Rote Socken und das Bürgertum

 

Von Michael Lehner

 

Die „Roten Socken“ haben wieder Konjunktur. Nicht ohne Grund, das zeigt ein Blick in die zweite Reihe hinter den Kanzlerkandidaten von SPD und Grünen. Dort hat der Traum von einer richtig linken Mehrheit wieder Konjunktur.

 

Das Paradebeispiel lieferte die Landtagswahl in Baden-Württemberg: Nur die geballte Autorität von Ministerpräsident Winfried Kretschmann stoppte dort das Drängen der Parteilinken auf ein grün-rot-rotes Bündnis. Jener Kretschmann, der seit Jahren vernehmlich darauf hinweist, dass die Linkspartei im Bund nicht regierungsfähig sei. Wohl schon gar nicht mit den Grünen, die den DDR-Widerstand von „Bündnis 90“ im Namen tragen.

 

Auch klar: Die Vorsitzenden der Grünen haben sich eben erst klar gegenüber der Linkspartei distanziert. Robert Habeck zumal war da sehr eindeutig nach dem Eiertanz der Linken um die Afghanistan-Evakuierung. Umso spannender, wie sich SPD-Chefin Saskia Esken bei der Bündnisfrage windet. Als ginge es nur noch darum, dass sich die Linke zur NATO bekennt, irgendwie …

 

Unklare Fronten im Funktionärsapparat

 

Der wesentliche Punkt: Im Funktionärsapparat von SPD und Grünen sind die Fronten längst nicht so klar wie im Talkshow-Geplauder. Dies, obwohl die große Mehrheit möglicher Rotgrün-Wähler ganz sicher nicht auf radikalen Systemwechsel erpicht ist. Sondern weit eher auf eine gutbürgerliche Mitte, in der die Grünen durchaus salonfähig geworden sind. Das zeigen auch deren Zustimmungsverluste, nachdem ein schwarzgrünes Regierungsbündnis rechnerisch sehr unwahrscheinlich geworden ist.

 

All diese Konflikte bleiben dem Wahlvolk weitgehend verborgen. Ihnen präsentieren SPD und Grüne vorzeigbare Spitzenkandidaten.
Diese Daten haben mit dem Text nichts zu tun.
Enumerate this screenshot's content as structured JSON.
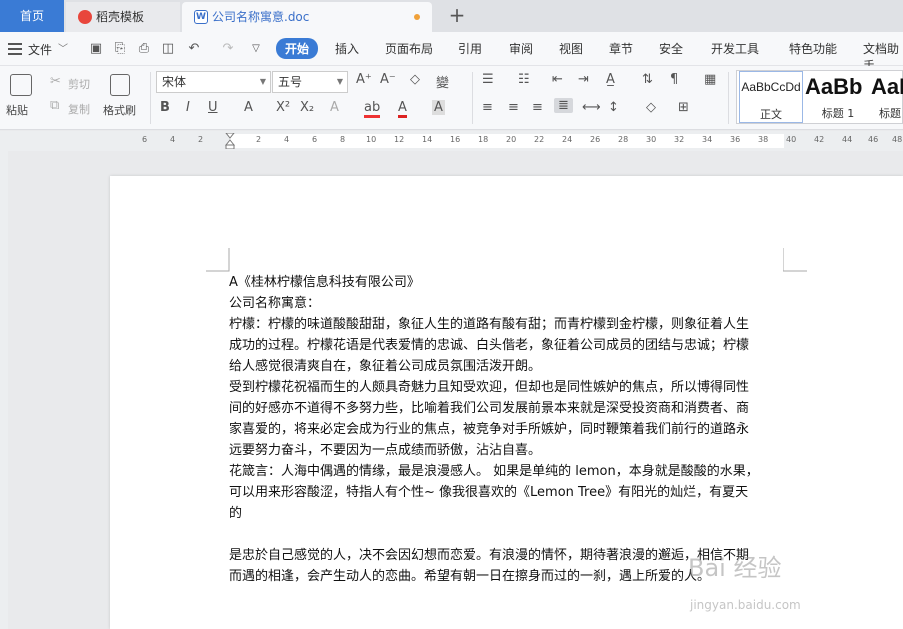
{
  "tabs": {
    "home": "首页",
    "templates": "稻壳模板",
    "document": "公司名称寓意.doc"
  },
  "menu": {
    "file": "文件",
    "ribbon_tabs": [
      "开始",
      "插入",
      "页面布局",
      "引用",
      "审阅",
      "视图",
      "章节",
      "安全",
      "开发工具",
      "特色功能",
      "文档助手"
    ]
  },
  "toolbar": {
    "paste": "粘贴",
    "cut": "剪切",
    "copy": "复制",
    "format_painter": "格式刷",
    "font_name": "宋体",
    "font_size": "五号"
  },
  "styles": {
    "normal_preview": "AaBbCcDd",
    "normal_name": "正文",
    "heading1_preview": "AaBb",
    "heading1_name": "标题 1",
    "heading2_preview": "AaB",
    "heading2_name": "标题"
  },
  "ruler": {
    "h_numbers": [
      "6",
      "4",
      "2",
      "2",
      "4",
      "6",
      "8",
      "10",
      "12",
      "14",
      "16",
      "18",
      "20",
      "22",
      "24",
      "26",
      "28",
      "30",
      "32",
      "34",
      "36",
      "38",
      "40",
      "42",
      "44",
      "46",
      "48"
    ]
  },
  "document": {
    "lines": [
      "A《桂林柠檬信息科技有限公司》",
      "公司名称寓意：",
      "柠檬：柠檬的味道酸酸甜甜，象征人生的道路有酸有甜；而青柠檬到金柠檬，则象征着人生",
      "成功的过程。柠檬花语是代表爱情的忠诚、白头偕老，象征着公司成员的团结与忠诚；柠檬",
      "给人感觉很清爽自在，象征着公司成员氛围活泼开朗。",
      "受到柠檬花祝福而生的人颇具奇魅力且知受欢迎，但却也是同性嫉妒的焦点，所以博得同性",
      "间的好感亦不道得不多努力些，比喻着我们公司发展前景本来就是深受投资商和消费者、商",
      "家喜爱的，将来必定会成为行业的焦点，被竞争对手所嫉妒，同时鞭策着我们前行的道路永",
      "远要努力奋斗，不要因为一点成绩而骄傲，沾沾自喜。",
      "花箴言：人海中偶遇的情缘，最是浪漫感人。 如果是单纯的 lemon，本身就是酸酸的水果，",
      "可以用来形容酸涩，特指人有个性~ 像我很喜欢的《Lemon Tree》有阳光的灿烂，有夏天",
      "的",
      "",
      "是忠於自己感觉的人，决不会因幻想而恋爱。有浪漫的情怀，期待著浪漫的邂逅，相信不期",
      "而遇的相逢，会产生动人的恋曲。希望有朝一日在擦身而过的一刹，遇上所爱的人。"
    ]
  },
  "watermark": {
    "text": "Bai 经验",
    "url": "jingyan.baidu.com"
  }
}
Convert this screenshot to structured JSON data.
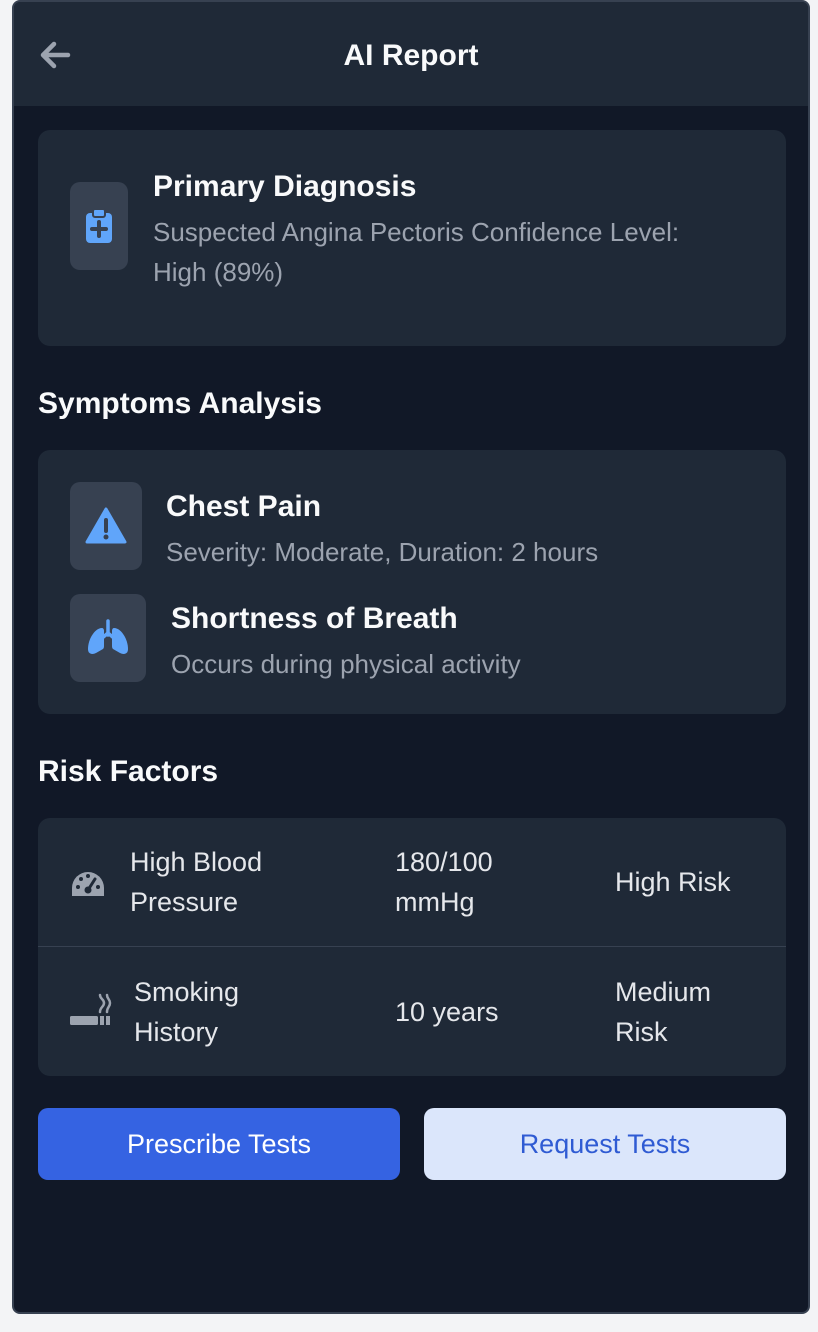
{
  "header": {
    "title": "AI Report",
    "back_icon": "arrow-left-icon"
  },
  "diagnosis": {
    "icon": "clipboard-medical-icon",
    "title": "Primary Diagnosis",
    "line1": "Suspected Angina Pectoris Confidence Level:",
    "line2": "High (89%)"
  },
  "symptoms": {
    "section_title": "Symptoms Analysis",
    "items": [
      {
        "icon": "warning-triangle-icon",
        "title": "Chest Pain",
        "detail": "Severity: Moderate, Duration: 2 hours"
      },
      {
        "icon": "lungs-icon",
        "title": "Shortness of Breath",
        "detail": "Occurs during physical activity"
      }
    ]
  },
  "risk_factors": {
    "section_title": "Risk Factors",
    "rows": [
      {
        "icon": "gauge-icon",
        "name_line1": "High Blood",
        "name_line2": "Pressure",
        "value_line1": "180/100",
        "value_line2": "mmHg",
        "risk_line1": "High Risk",
        "risk_line2": ""
      },
      {
        "icon": "smoking-icon",
        "name_line1": "Smoking",
        "name_line2": "History",
        "value_line1": "10 years",
        "value_line2": "",
        "risk_line1": "Medium",
        "risk_line2": "Risk"
      }
    ]
  },
  "actions": {
    "primary_label": "Prescribe Tests",
    "secondary_label": "Request Tests"
  },
  "colors": {
    "background": "#111827",
    "card": "#1f2937",
    "accent_blue": "#3563e2",
    "icon_blue": "#60a5fa",
    "light_button": "#dbe6fb"
  }
}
Den smarten Olaf Scholz, der so gut mit Angela Merkel kann. Und die immer lächelnde Annalena Baerbock mit ihrem gutbürgerlichen Auftritt. Dass die Sozialdemokraten ihren Kandidaten nicht als Parteichef wollten und Frau Esken gar seine SPD-Gene anzweifelte, soll da Schnee von gestern sein – aber vermutlich nur bis zum Wahlsonntag.

 

25 Prozent reichen für Kanzleramt

 

Die Situation, dass diesmal ein Viertel der Stimmen zur Kanzlerschaft reichen dürfte, ist schlimm genug für eine Konsens-Demokratie. Noch schlimmer ist, dass alle Anwärter wahre Kompromisskandidaten sind. Auch Armin Laschet, dem der konservative Unionsflügel nur wenig zutraut; schon gar nicht den Willen, das Parteiprofil zu schärfen.

 

Gerade das großstädtische Wohlstandsbildungsbürgertum wird in solcher Situation wohl doch noch überlegen, welche Regierungskoalition den ureigenen Interessen schmerzhaft schaden könnte. Jenseits von Klima-Demos einer artigen Jugend und jenseits liberaler Befindlichkeit hat da ein radikaler Systemwechsel seine Schrecken. Zumal es ja eine Frage des Blickwinkels ist, wer zu den Besserverdienern zählt.